The organisation singles out Sweden, which hosts most of the Iraqi refugees among European nations, for starting to deport some Iraq asylum-seekers, alongside many other countries in the continent.
Despite the official rhetoric of U.S. and Iraqi authorities, the rights group says that acts of violence by various parties in Iraq, including the U.S.-led “multinational forces” and Iraqi government, are still a daily occurrence. That situation, contrary to U.S. and Iraqi efforts, encourages more Iraqis to try to leave, although Iraq’s neighbours Syria and Jordan have imposed drastic visa measures that make it hard for refugees to enter those countries.
Ironically, while it was the administration of the U.S. President George W. Bush that launched the war, it is Syria, one of Washington’s top adversaries in the region, which has taken in the largest numbers of Iraqi refugees. Syrian officials have already complained of the strains the refugee influx has put on their country.
Under tremendous domestic and international pressure, the U.S. government has agreed to resettle a larger number of Iraqi refugees to the U.S. than it used to do in previous years. It has pledged to relocate 12,000 Iraqi refugees this year to the U.S. and last month it admitted 1,100 of them. That stands in sharp contrast to the low number of 260 refugees who were resettled last November.
“I believe there is not really high-level attention to this refugee crisis from the [U.S.] administration,” said Megan Fowler of from Refugee International, an advocacy group in Washington. “We do feel there needs to be much higher level attention from the secretary of state and from the president.”

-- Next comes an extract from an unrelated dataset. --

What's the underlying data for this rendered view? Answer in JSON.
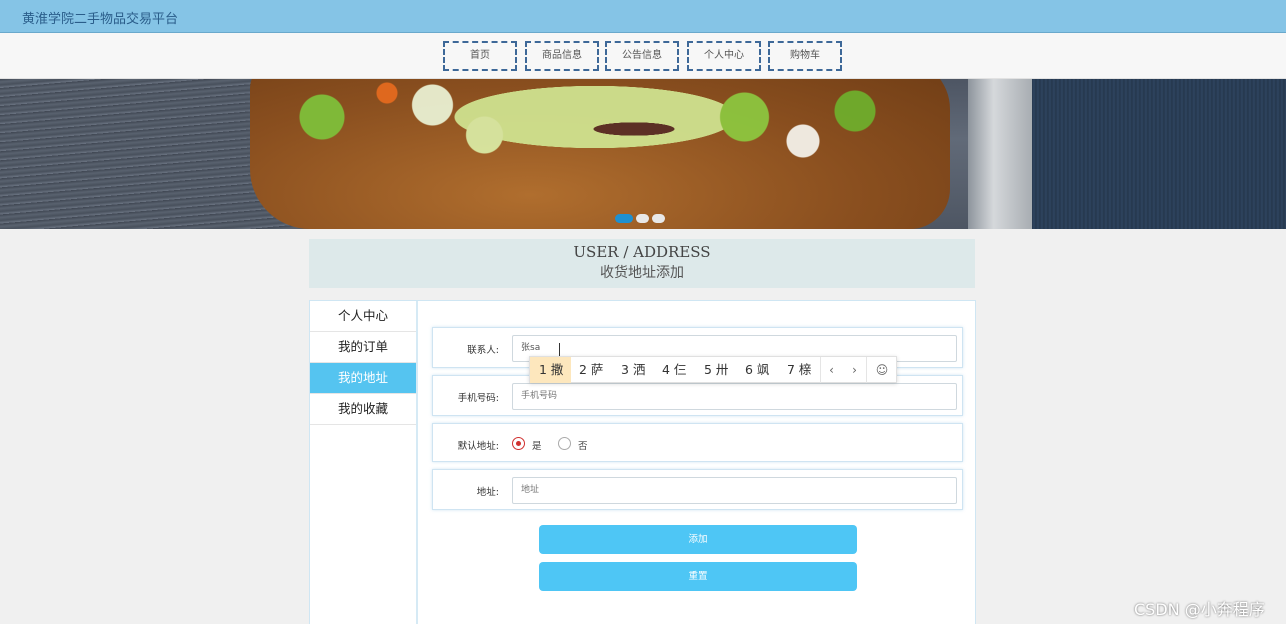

Meanwhile, the Iraqi government has done little to help its own citizens displaced inside and outside the country, despite lucrative oil revenues due to skyrocketing crude oil prices.
Many of those refugees have run out of their savings, are unemployed and do not have adequate access to the public services of the countries where they live. Under such circumstances, although many of those refugees want to return to their country, they cannot due to the significant extent of insecurity that still remains in Iraq.
However, the Iraqi government this week approved eight million dollars in aid for nearly 750,000 Iraqi refugees, ahead of a visit by Iraqi Prime Minister Nouri al-Maliki to Jordan Thursday to meet with King Abdullah. That signals the Iraqi government’s readiness to take more responsibility vis-à-vis its displaced nationals.
Among the most vulnerable refugees from Iraq are Palestinians who used to reside in Iraq under Saddam Hussein’s regime. Amnesty International estimates that around 2,700 of them live under harsh circumstances along Iraq’s border with Syria. Many Palestinians in Iraq have been targeted since the 2003 U.S.-led invasion by armed groups.
The prospect of a steadily increasing number of Iraqi refugees has alarmed many who monitor the situation and fear the wider repercussions of the crisis which might overtake the region.
“The Middle East is a very important region and to increase stability in it, we believe it is in the best interest of the U.S. to address this problem of refugees,” said Fowler from Refugee International. “Ultimately with this refugees crisis, and to have millions of refugees in the region and IDPs [internally displaced people] inside Iraq, it will become extremely difficult to promote stability and peace in the Middle East.”